Northeast course podcasts having broad impact

During recent workshops Northeast faculty and Apple Computers professionals taught educators from area school districts, including Tupelo and Prentiss County schools, how to create, edit and distribute podcasts of their own material.
“Among the comments we received from students after last year’s classes was a statement that ‘It’s like being able to take the teacher home with you,’” said Dean of Instruction Charlie Barnett.
Though Barnett admits to planting the seed of the idea to launch podcasting classes, he gives distance learning coordinator Holly Melvin and webmaster and technology specialist Jeffrey Powell credit as “the ones who really made it as successful as it is.”
After starting with a public speaking class in the summer of 2008, the list of available podcast classes has grown to nine offered this fall.

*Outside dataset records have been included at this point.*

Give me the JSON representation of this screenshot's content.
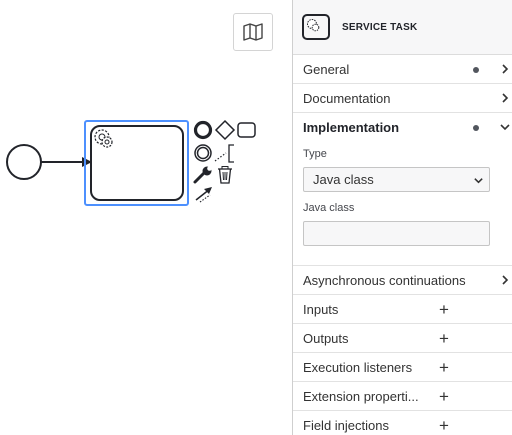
{
  "canvas": {
    "minimap_icon": "map-icon",
    "context_pad": {
      "icons": [
        "end-event-icon",
        "gateway-icon",
        "task-icon",
        "intermediate-event-icon",
        "text-annotation-icon",
        "wrench-icon",
        "trash-icon",
        "connect-icon"
      ]
    }
  },
  "panel": {
    "header": {
      "type_label": "SERVICE TASK",
      "icon": "gear-icon"
    },
    "groups": [
      {
        "label": "General",
        "has_dot": true,
        "control": "chevron-right"
      },
      {
        "label": "Documentation",
        "has_dot": false,
        "control": "chevron-right"
      },
      {
        "label": "Implementation",
        "has_dot": true,
        "control": "chevron-down"
      },
      {
        "label": "Asynchronous continuations",
        "has_dot": false,
        "control": "chevron-right"
      },
      {
        "label": "Inputs",
        "control": "plus"
      },
      {
        "label": "Outputs",
        "control": "plus"
      },
      {
        "label": "Execution listeners",
        "control": "plus"
      },
      {
        "label": "Extension properti...",
        "control": "plus"
      },
      {
        "label": "Field injections",
        "control": "plus"
      }
    ],
    "implementation": {
      "type_label": "Type",
      "type_value": "Java class",
      "java_class_label": "Java class",
      "java_class_value": ""
    }
  },
  "colors": {
    "selection": "#4d90fe",
    "stroke": "#22242a",
    "panel_header_bg": "#f7f7f8"
  }
}
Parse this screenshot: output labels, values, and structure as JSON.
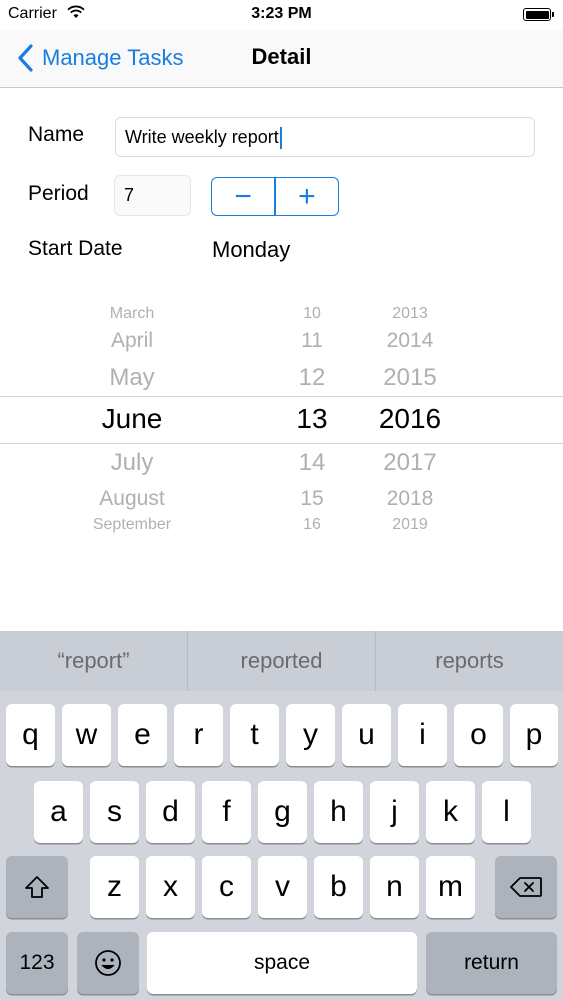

“We developed the podcast classes to supplement the online learning already going on at Northeast,” Melvin said. “The feedback from students said they really wanted more of the lectures available online, so the podcasts are a combination of lectures, step-by-step problem-solving in courses like algebra, a sample speech in the public speaking class. The students say the best thing about them is they can go back and review the podcasts as often as they need to.”
The goal was to provide material for Northeast students, but a surprising byproduct is the number of people across the United States and abroad – New York, Switzerland and many more – who have e-mailed to say they have used the courses and asking for more, Melvin said.
Between January and July Northeast’s podcasts were downloaded 26,622 times, from two history classes, public speaking, math and two English classes.
“Our goal is to not expand too quickly, but to add two courses each semester,” Melvin said.
The college has a formal agreement with Apple Computers, which provides free server space to host the podcasts. Apple also is the creator of iTunes U, a way to provide students access to mobile learning outside the classroom through various digital devices such as iPhones and iPods, as well as Apple and PC computers.
“We had to submit sample podcasts for them to approve the quality,” Melvin said.
Student response has been extremely rewarding, she said, with requests for more podcast courses.
“A lot of nontraditional students are coming back to college, and some say they probably couldn’t have come back and passed college-level courses had it not been for podcasts,” Barnett said. “Retention and success is a challenge for us, and the podcasts have made both those areas go up tremendously.”